ÉVITER QUE DES PERSONNES SE RETROUVENT À LA RUE OU EN GRANDE DIFFICULTÉ

Établir, dans toutes les communes, des chartes de prévention des expulsions locatives interdisant  toute expulsion d’un locataire de bonne foi sans proposition adaptée à ses besoins et à sa situation et  formulée en lien avec les commissions de surendettement. Faire évoluer les CCAPEX (Commissions de  coordination des actions de prévention des expulsions locatives) en articulant mieux les dispositifs des  différents partenaires, diffuser une meilleure information aux locataires en situation d’impayés et aux  bailleurs du parc privé. 

Favoriser les mutations pour un logement adapté à la composition familiale et aux ressources du  ménage, donner la priorité aux situations de violences conjugales, de décohabitation, de sur- ou sous occupation, de handicap, d’impayés… 

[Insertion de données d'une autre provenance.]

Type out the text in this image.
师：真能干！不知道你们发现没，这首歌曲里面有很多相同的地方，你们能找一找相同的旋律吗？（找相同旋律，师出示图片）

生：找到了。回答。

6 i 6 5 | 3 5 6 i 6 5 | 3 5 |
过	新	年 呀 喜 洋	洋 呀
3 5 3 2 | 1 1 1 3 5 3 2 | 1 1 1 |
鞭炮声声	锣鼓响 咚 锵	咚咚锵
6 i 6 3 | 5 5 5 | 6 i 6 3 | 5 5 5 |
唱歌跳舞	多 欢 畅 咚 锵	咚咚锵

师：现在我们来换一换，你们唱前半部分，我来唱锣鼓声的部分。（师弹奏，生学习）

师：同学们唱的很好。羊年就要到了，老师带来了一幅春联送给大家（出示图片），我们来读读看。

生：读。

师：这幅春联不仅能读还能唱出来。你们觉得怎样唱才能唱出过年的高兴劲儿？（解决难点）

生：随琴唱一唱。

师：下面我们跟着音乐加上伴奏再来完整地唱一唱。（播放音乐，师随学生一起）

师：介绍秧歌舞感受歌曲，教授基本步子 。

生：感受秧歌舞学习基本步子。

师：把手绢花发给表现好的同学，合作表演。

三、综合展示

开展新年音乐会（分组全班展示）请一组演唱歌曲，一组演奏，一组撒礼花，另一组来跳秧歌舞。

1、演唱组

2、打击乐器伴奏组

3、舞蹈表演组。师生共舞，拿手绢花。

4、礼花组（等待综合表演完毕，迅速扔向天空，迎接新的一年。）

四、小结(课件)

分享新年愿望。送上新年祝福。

Adapter les dispositifs du type FSL (fonds de solidarité pour le logement) afin de lutter contre le non  recours et renforcer son rôle de prévention des expulsions et d’accès au logement. 

Mieux prendre en compte les problématiques de santé mentale, en lien avec les bailleurs sociaux. 

Repérer les situations à risque et les publics vulnérables. Élaborer un référentiel à destination des  professionnels de terrain (médecins et professions de santé, auxiliaires de justice, établissements  scolaires, Pôle emploi, CAF, animateurs des équipements jeunesse, centres sociaux…). 

Mettre en place des outils permettant de régler les situations complexes par un véritable partenariat  entre institutions (CAF, CPAM, hôpitaux, services sociaux, CCAS…). 

Prévenir les situations de paupérisation des salariés en sensibilisant et en outillant les entreprises  (détection des signaux comme les saisies sur salaires, le décès d’un proche, la maladie). Développer  les chartes de « prévention précarité ». Mettre en œuvre des dispositifs d’alerte. 

Éviter l’exclusion bancaire en intervenant en amont de la saisine de la commission de surendettement  de la Banque de France : offre de diagnostic financier auprès des ménages, médiation concernant les  dettes et impayés, microcrédit personnel accompagné.

Identifier les personnes qui éprouvent de manière récurrente des difficultés à payer leurs factures  d’énergie via des partenariats entre les fournisseurs (EDF, Engie…) et les services sociaux. 

Mieux informer sur les dispositifs destinés aux jeunes mis en place par les départements, Pôle emploi  et les missions locales, la CAF, etc.) et renforcer leur accompagnement. 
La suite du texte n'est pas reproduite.